Comment 26 Fabian Deutsch 2015-11-13 11:53:44 UTC
The cause is probably (as noted above) that libvirtd is running in the wrong context:

[root@dhcp-test-9-205 ~]# ps -eZ | grep libvi
system_u:system_r:ovirt_t:s0    14740 ?        00:00:00 libvirtd

The correct context would be like:

[root@dhcp-test-9-205 ~]# ps -eZ | grep libvirtd
system_u:system_r:virtd_t:s0-s0:c0.c1023 14708 ? 00:00:00 libvirtd

I modified the x.x.x.205 host and the VMs now come up again.

The attached patch fixes this in the code.

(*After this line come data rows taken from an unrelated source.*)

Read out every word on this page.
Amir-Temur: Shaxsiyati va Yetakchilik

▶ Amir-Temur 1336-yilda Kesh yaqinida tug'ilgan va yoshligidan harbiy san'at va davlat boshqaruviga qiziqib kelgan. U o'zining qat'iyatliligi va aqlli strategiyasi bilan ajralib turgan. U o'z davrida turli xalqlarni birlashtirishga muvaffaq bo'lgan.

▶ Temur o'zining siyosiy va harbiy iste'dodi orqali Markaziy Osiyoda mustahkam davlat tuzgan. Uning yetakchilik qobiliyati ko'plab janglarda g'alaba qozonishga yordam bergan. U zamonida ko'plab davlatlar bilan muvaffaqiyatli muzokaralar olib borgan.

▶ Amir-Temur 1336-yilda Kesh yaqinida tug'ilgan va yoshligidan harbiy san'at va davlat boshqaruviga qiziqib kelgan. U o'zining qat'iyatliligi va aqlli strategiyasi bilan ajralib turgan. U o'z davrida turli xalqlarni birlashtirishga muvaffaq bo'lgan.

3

Comment 30 Ying Cui 2015-11-18 03:05:58 UTC
This bug only happened on RHEV-H el6, no need clone to zstream. 
so I verified this bug on rhevh 6.7 for 3.5.6

# cat /etc/redhat-release 
Red Hat Enterprise Virtualization Hypervisor release 6.7 (20151117.0.el6ev)

# rpm -qa ovirt-node
ovirt-node-3.2.3-28.el6.noarch

Test servers:
Local Storage - 2 times, PASS
iSCSI Storage - 2 times, PASS


Test Steps:
1. Install RHEV-H 6.7-20151015.1 the last released version
2. Register to RHEVM 3.5.6.2-0.1.el6ev successful
3. Connect storage
4. Create VM, VM can start successful.
5. Shutdown VM
6. Make Host to maintenance
7. Upgrade RHEVH 6.7 20151117.0 via RHEVM
8. Upgrade successful.
9. Host and Storage is active yet.
10. Start VM which created in step 4 - PASS.
11. Create new VM, and start VM - PASS.

I will change the bug status once the bug is ON_QA.

Comment 32 Ying Cui 2015-11-27 04:34:29 UTC
This bug only happened on RHEV-H 6.7 el6, so we can not verify it on RHEV-H 7.2 for 3.6.0 build.

This issue was verified on RHEV-H 6.7 for 3.5.6 build yet.

Suggest to close this bug. Thanks

Comment 33 Fabian Deutsch 2015-11-27 10:07:12 UTC
Closing this bug according to comment 32.

Thanks Ying.

Comment 34 Ying Cui 2015-11-27 10:17:51 UTC
This bug is valid bug when bug is reported, but just for 3.5.z, So updated the status to current release instead of notabug.